Kim sahada emek veriyorsa, kim can kurtarıyorsa, tartışma dışıdır.

Ama öte yandan, daha sert bir gerçek var:

Biz “sonrası”nda iyi oldukça, “öncesi”nin ayıbı daha görünür oluyor.

Çünkü bu kadar iyi “müdahale” kültürü, bu kadar güçlü “iyileştirme” refleksi…bazen şunu fısıldıyor:
Maruziyetimiz fazla.

Zararımız büyük.

Yıkımımız tekrar ediyor.

Yani biz, belki de “çok iyi toparlandığımız” için değil…

“çok kötü hazırlandığımız” için bu kadar toparlanmak zorunda kalıyoruz.
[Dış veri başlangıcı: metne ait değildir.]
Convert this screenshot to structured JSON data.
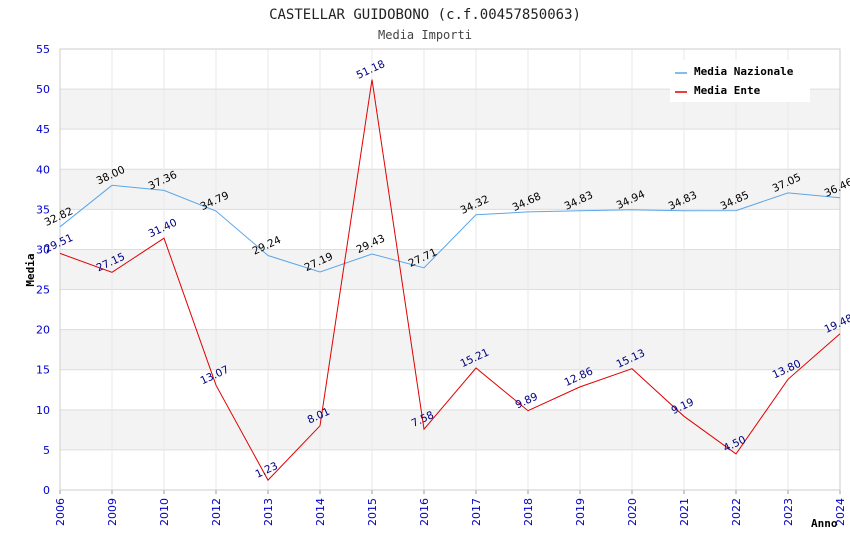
{
  "chart_data": {
    "type": "line",
    "title": "CASTELLAR GUIDOBONO (c.f.00457850063)",
    "subtitle": "Media Importi",
    "xlabel": "Anno",
    "ylabel": "Media",
    "ylim": [
      0,
      55
    ],
    "yticks": [
      0,
      5,
      10,
      15,
      20,
      25,
      30,
      35,
      40,
      45,
      50,
      55
    ],
    "categories": [
      "2006",
      "2009",
      "2010",
      "2012",
      "2013",
      "2014",
      "2015",
      "2016",
      "2017",
      "2018",
      "2019",
      "2020",
      "2021",
      "2022",
      "2023",
      "2024"
    ],
    "grid": "horizontal alternating bands",
    "legend_position": "top-right",
    "series": [
      {
        "name": "Media Nazionale",
        "color": "#5aa6e8",
        "label_color": "#000000",
        "values": [
          32.82,
          38.0,
          37.36,
          34.79,
          29.24,
          27.19,
          29.43,
          27.71,
          34.32,
          34.68,
          34.83,
          34.94,
          34.83,
          34.85,
          37.05,
          36.46
        ],
        "labels": [
          "32.82",
          "38.00",
          "37.36",
          "34.79",
          "29.24",
          "27.19",
          "29.43",
          "27.71",
          "34.32",
          "34.68",
          "34.83",
          "34.94",
          "34.83",
          "34.85",
          "37.05",
          "36.46"
        ]
      },
      {
        "name": "Media Ente",
        "color": "#e00000",
        "label_color": "#000080",
        "values": [
          29.51,
          27.15,
          31.4,
          13.07,
          1.23,
          8.01,
          51.18,
          7.58,
          15.21,
          9.89,
          12.86,
          15.13,
          9.19,
          4.5,
          13.8,
          19.48
        ],
        "labels": [
          "29.51",
          "27.15",
          "31.40",
          "13.07",
          "1.23",
          "8.01",
          "51.18",
          "7.58",
          "15.21",
          "9.89",
          "12.86",
          "15.13",
          "9.19",
          "4.50",
          "13.80",
          "19.48"
        ]
      }
    ]
  }
}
Kulağa acı geliyor, çünkü acı.

Afet yönetimi literatüründe “hazırlılık” ile “maruziyet” arasındaki bağ nettir:

Hazırlılık zayıfsa, maruziyet artar.

Maruziyet artarsa, yanıt kapasiteni ne kadar cilalarsan cila… faturayı düşüremezsin.

Sadece acıyı yönetirsin.

Biz acıyı yönetmeyi öğrendik.

Keşke acıyı azaltmayı da öğrensek.

Burada AB Destekli olarak Eskişehir Teknik Üniversitesi koordinasyonunda 11 ülkeden 30 ortaklı EPD-Net (*) gibi projeler devreye giriyor.
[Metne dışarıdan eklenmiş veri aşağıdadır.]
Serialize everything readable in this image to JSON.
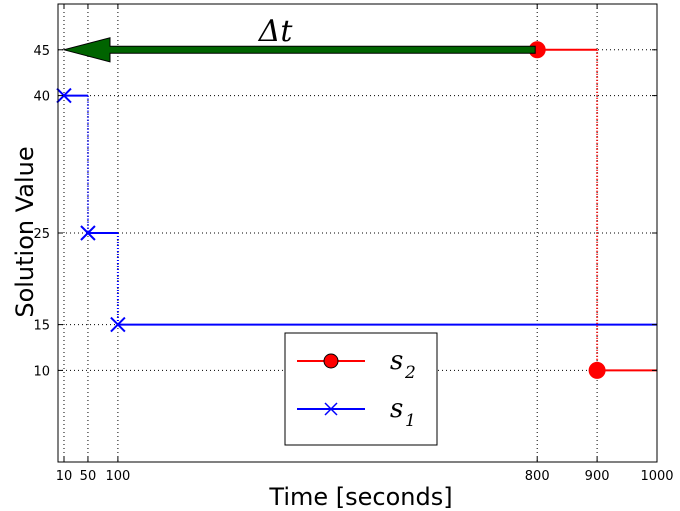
{
  "chart_data": {
    "type": "line",
    "title": "",
    "xlabel": "Time  [seconds]",
    "ylabel": "Solution Value",
    "xlim": [
      0,
      1000
    ],
    "ylim": [
      0,
      50
    ],
    "x_ticks": [
      10,
      50,
      100,
      800,
      900,
      1000
    ],
    "y_ticks": [
      10,
      15,
      25,
      40,
      45
    ],
    "grid": "dotted",
    "legend_position": "bottom-center",
    "series": [
      {
        "name": "s_2",
        "legend_label": "s",
        "legend_sub": "2",
        "color": "#ff0000",
        "marker": "circle",
        "step_style": "post",
        "points": [
          {
            "x": 800,
            "y": 45
          },
          {
            "x": 900,
            "y": 10
          }
        ],
        "end_x": 1000
      },
      {
        "name": "s_1",
        "legend_label": "s",
        "legend_sub": "1",
        "color": "#0000ff",
        "marker": "x",
        "step_style": "post",
        "points": [
          {
            "x": 10,
            "y": 40
          },
          {
            "x": 50,
            "y": 25
          },
          {
            "x": 100,
            "y": 15
          }
        ],
        "end_x": 1000
      }
    ],
    "annotation": {
      "label": "Δt",
      "from": {
        "x": 800,
        "y": 45
      },
      "to": {
        "x": 10,
        "y": 45
      },
      "color": "#006400"
    }
  }
}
Çünkü hazırlılık; tek kurumun, tek bakanlığın, tek belediyenin “proje” diye kenara koyacağı biriş değil.

Hazırlılık bir ekosistem.

Eğitim ağı olmadan, ortak dil olmadan, disiplinler arası kapasite olmadan, yerel yönetim–üniversite–sivil toplum–özel sektör aynı masaya oturmadan… hazırlılık gelişmiyor.Sadece “belge” gelişiyor.
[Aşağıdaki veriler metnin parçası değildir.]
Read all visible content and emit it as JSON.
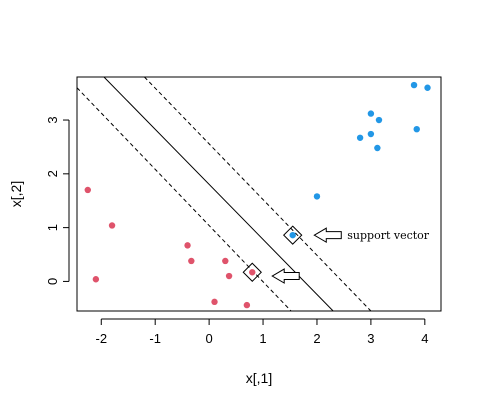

EPD-Net’in kıymeti burada:Afet dirençliliğini yalnız mühendislikte değil, ekolojik planlama ve tasarım mantığında; doğa temelli çözümler ve akıllı eğitim modülleri üzerinden, yani tam da“öncesi”ni güçlendirecek yerden kurcalıyor.Kurtarma değil, maruziyeti azaltma.Pansuman değil, önleyici hekimlik.

Afetleri “olay” sanıyoruz.Oysa afetler, uzun bir ihmal zincirinin görünür hâlidir.

Yeni yıl geliyor ya…

2026 için dileğim şu:

Enkazın başında “mucize” aradığımız bir yıl olmasın.

“İlk 72 saat” cümlesini ezberden değil, hiç ihtiyaç duymadığımız için unutalım.

Daha çok tatbikat konuşalım.

Daha az siren duyalım.

Ve en önemlisi…

Hazırlılığı sıkıcı hâle getirelim.

Çünkü hazırlılık sıkıcıysa, hayat güvenlidir.